Easing aside the duvet I edged my legs out of the bed and stood up. The laminated floor beneath my feet felt cool but there was something rough stuck to the underside of my right heel. I reached down and plucked the offending object from my foot and studied it in the light of the lamp. It was an empty condom wrapper.

I felt sick.

I couldn’t have, could I?

I looked over at Bella’s sleeping form.

If I’d slept with Bella surely I’d remember it. I’d been faithful to Penny our entire relationship. Twenty whole years! If I’d cheated surely it would have made some sort of impact? This made no sense at all. I had to get out of here.

I scanned the floor and lying at my feet as though they had been abandoned in the heat of the moment were my clothes. I put them on as quickly as I could: underwear, socks, jeans, shirt and then my jacket which felt oddly weighted as though there was something in one of the pockets. I put my hand in the inside pocket and pulled out the object. It was my phone. But how could that be? What kind of attacker mugs someone but doesn’t steal a phone when there’s one there? I took it out and checked the screen. It was five twenty-five. This too confused me as I knew for a fact that Jack had been waking early all week because it was too light in his bedroom. I walked over to the window and pulled back a corner of the curtain to see a blackout blind beneath. I tugged that too and sure enough it was getting light outside. At least that was one mystery solved.
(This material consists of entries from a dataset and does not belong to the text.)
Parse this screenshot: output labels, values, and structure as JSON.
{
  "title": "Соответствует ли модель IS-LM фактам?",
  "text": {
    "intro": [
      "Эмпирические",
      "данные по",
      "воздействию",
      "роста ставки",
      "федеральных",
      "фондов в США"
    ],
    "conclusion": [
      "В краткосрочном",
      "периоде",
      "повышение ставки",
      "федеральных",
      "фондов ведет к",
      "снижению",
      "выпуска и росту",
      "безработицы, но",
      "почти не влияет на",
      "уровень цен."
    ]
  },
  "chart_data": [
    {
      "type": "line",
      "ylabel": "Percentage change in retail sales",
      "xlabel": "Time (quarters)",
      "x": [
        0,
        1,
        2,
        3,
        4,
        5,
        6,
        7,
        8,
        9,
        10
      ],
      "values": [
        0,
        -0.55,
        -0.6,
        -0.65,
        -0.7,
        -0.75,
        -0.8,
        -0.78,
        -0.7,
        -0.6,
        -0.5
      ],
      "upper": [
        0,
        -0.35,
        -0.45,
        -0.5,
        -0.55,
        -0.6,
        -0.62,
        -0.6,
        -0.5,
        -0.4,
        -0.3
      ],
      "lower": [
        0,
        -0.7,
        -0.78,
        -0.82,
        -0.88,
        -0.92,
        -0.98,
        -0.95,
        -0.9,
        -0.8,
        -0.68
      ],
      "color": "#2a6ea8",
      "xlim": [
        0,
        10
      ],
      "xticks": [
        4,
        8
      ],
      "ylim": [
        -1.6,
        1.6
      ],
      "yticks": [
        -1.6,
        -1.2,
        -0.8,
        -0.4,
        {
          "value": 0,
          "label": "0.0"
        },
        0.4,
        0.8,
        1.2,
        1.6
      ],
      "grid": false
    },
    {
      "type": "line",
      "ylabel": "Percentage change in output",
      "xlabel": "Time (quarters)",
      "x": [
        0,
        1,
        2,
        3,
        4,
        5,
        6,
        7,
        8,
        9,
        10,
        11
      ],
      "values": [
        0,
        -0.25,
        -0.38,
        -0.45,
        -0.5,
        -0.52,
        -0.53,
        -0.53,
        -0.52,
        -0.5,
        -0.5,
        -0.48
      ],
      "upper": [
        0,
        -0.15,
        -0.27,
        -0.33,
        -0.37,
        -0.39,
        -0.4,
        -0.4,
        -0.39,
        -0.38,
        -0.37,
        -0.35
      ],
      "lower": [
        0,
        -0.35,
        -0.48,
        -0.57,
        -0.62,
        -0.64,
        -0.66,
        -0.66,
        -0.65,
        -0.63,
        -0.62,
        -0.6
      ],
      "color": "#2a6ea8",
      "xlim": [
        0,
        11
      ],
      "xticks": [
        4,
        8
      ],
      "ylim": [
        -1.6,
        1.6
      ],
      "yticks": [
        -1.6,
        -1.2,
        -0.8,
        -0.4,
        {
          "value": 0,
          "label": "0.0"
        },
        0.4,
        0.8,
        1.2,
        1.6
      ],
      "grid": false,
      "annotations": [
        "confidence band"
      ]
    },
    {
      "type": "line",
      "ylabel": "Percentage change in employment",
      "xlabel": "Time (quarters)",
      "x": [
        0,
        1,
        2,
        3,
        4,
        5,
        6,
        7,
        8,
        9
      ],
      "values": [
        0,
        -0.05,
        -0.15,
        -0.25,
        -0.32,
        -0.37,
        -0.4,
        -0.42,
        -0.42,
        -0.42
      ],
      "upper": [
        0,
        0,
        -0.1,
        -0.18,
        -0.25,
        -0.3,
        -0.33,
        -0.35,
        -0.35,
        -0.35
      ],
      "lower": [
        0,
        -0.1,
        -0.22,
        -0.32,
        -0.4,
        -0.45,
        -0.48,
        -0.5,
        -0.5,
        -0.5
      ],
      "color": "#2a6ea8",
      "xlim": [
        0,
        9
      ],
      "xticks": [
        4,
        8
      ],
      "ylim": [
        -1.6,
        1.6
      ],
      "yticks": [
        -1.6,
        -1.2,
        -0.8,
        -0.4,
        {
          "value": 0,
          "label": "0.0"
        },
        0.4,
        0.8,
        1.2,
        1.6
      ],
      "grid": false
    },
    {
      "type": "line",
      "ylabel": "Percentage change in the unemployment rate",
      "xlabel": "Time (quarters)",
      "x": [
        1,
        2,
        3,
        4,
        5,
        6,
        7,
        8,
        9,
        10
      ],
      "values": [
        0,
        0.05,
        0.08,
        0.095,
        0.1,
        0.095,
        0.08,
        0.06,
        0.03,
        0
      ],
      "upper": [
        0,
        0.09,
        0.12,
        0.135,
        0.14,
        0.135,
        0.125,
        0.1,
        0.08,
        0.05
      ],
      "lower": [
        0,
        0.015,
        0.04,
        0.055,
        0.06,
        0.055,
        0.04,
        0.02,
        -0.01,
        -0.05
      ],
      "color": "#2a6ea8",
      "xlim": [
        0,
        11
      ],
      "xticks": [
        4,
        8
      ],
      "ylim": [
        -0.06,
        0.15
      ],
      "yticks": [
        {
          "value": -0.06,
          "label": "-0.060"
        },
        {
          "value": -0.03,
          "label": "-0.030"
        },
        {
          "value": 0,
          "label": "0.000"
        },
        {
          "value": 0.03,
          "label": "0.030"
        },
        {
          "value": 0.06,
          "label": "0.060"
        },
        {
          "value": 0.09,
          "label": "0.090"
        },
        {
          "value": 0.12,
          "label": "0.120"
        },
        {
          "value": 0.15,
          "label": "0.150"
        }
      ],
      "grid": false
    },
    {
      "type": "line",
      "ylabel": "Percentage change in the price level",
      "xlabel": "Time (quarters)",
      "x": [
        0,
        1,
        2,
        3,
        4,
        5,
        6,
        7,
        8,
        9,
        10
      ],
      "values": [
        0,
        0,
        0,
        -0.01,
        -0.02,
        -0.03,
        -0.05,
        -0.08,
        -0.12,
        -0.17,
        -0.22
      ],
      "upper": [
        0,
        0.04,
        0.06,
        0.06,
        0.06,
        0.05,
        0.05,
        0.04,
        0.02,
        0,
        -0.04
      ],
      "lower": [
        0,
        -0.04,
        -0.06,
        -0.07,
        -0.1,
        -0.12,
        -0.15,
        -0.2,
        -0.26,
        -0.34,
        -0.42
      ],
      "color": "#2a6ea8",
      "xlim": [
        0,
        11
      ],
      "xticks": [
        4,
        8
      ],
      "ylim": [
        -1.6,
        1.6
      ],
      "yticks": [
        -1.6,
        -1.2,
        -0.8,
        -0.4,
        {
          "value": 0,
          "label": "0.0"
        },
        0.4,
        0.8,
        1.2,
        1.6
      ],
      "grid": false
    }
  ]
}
I wondered if my phone might be able to shed any light on my activities the night before but after checking it I was left even more confused. The last text I remembered making was at 21.18 and read:
Really I can’t
in response to Bella’s promise not to keep me out too late. But then at 21.24 I’d apparently sent one saying:
I’m just looking for a taxi. I’ll be there as soon as I can
. At 23.55 I’d sent a text to Penny:
Had a bit too much to drink. Will crash at Carl’s place so as
not to wake you+kids. Will call in morning. J xxx
. My brain throbbed under the weight of this revelation as I finally joined all the dots together. The mugging had been a dream. I’d obviously sent the texts, met up with Bella and having most likely dulled my conscience beyond all recognition had reached a point where I’d agreed to go home with Bella, covering my tracks with a text to Penny. With the exception of my lack of a hangover – how could I have drunk so much that I’d forgotten the whole night and yet didn’t have so much as a headache? – it all made sense. After the best part of twenty years of faithfulness I’d done the one thing I’d never dreamed I’d do: I’d cheated on my wife.